Katharina Fritsch
is a German Sculptor and university professor. Katharina has work on display in
the MoMA sculpture garden this summer.
Her work focuses on the multiple
and the produced. She creates detailed models of her sculptures and ships them
out to be fabricated according to her specific instructions. When she has
received the factory fabricated objects she then casts and paints them using
common production materials.
The final products are then
arranged in a narrative fashion in real space. The objects do not move, they
are not accompanied by anything except the occasional title, yet they still
have a quality of innate human story telling mostly grounded in western
mythologies.
In her work “Figurengruppe” she
explores theory concepts like color, composition and thematic elements to
create a unique environment that feels as grounded in a surreal realm of the
arcane as any karesansui.
In her other work “Rat King” she explores how monumental
scale, repetition and multiplication can be combined together to create an
environment. In this Rattenfänger-channeling
piece, Katharina makes use of prior knowledge of children’s tales as a clue for
deciphering the narrative of her piece.
Studying
Katharina’s work will be influential in my art making for the final project
because it instills in me a great desire for compositional perfection and a
greater appreciation for the balance of thematic and formal juxtapositions within
a composition
Paul Chan is a
Hong Kong artist that has been working with light and projection and their
impact on viewed environments. He showed he projection “Sade for Sade’s Sake”

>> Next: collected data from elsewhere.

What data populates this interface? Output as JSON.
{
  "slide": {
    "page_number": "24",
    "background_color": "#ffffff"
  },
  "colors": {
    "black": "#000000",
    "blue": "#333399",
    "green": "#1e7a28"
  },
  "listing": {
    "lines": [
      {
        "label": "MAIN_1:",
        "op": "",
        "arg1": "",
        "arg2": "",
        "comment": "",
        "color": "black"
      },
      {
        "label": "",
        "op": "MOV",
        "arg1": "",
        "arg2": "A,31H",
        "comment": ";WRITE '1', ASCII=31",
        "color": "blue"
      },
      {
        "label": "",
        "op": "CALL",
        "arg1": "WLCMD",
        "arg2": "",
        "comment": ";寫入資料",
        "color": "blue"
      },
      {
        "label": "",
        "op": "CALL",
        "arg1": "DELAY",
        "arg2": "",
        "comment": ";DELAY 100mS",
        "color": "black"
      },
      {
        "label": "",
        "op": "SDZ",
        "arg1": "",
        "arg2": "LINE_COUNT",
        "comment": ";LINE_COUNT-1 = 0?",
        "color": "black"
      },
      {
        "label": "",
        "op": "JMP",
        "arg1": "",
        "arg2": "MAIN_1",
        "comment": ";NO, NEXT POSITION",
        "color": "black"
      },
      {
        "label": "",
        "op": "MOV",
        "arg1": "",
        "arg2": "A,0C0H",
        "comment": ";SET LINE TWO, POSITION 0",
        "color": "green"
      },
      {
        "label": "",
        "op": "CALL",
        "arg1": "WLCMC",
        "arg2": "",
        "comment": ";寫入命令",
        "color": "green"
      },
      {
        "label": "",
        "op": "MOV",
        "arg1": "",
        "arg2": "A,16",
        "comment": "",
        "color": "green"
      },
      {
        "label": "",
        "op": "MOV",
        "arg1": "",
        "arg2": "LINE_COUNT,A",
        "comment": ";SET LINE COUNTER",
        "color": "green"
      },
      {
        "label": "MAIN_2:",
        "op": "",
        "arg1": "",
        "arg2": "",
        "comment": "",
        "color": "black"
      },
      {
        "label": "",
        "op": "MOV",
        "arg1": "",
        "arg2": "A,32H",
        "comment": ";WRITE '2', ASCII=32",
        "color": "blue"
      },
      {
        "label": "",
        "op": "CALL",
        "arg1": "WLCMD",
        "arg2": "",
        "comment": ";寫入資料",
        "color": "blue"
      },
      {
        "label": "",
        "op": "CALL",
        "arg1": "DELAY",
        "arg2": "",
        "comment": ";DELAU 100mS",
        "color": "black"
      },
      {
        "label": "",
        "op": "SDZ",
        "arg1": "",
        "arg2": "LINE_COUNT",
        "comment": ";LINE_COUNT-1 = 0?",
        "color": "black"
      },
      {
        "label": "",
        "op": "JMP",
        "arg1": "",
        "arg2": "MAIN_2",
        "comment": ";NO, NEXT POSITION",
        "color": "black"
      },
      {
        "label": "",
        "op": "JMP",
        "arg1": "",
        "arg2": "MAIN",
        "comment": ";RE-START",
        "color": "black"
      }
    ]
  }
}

at the Venice Biennial, 10 years after Katharina. His work comments on social
issues and mankind’s reaction with itself and with the environment where it
exists.
His projections have a surreal
voyeuristic quality that fulfills the visual needs of the viewer. From the
videos I have seen of his projections I get a sense that the space where he is
projecting becomes all encompassing. I also really appreciate the non-standard
aspect ratio of his work; this lends the work a more substantial and well
thought-out mystique.
What I can gain in my work from
Chan is his use of color fields and non-figurative shapes to heighten the
environmental sense of his work. His inclusion of these non-figurative shapes
grounds the image in a reality and causes tension with pictorial semiotics,
which cause the viewer to engage more in the artwork.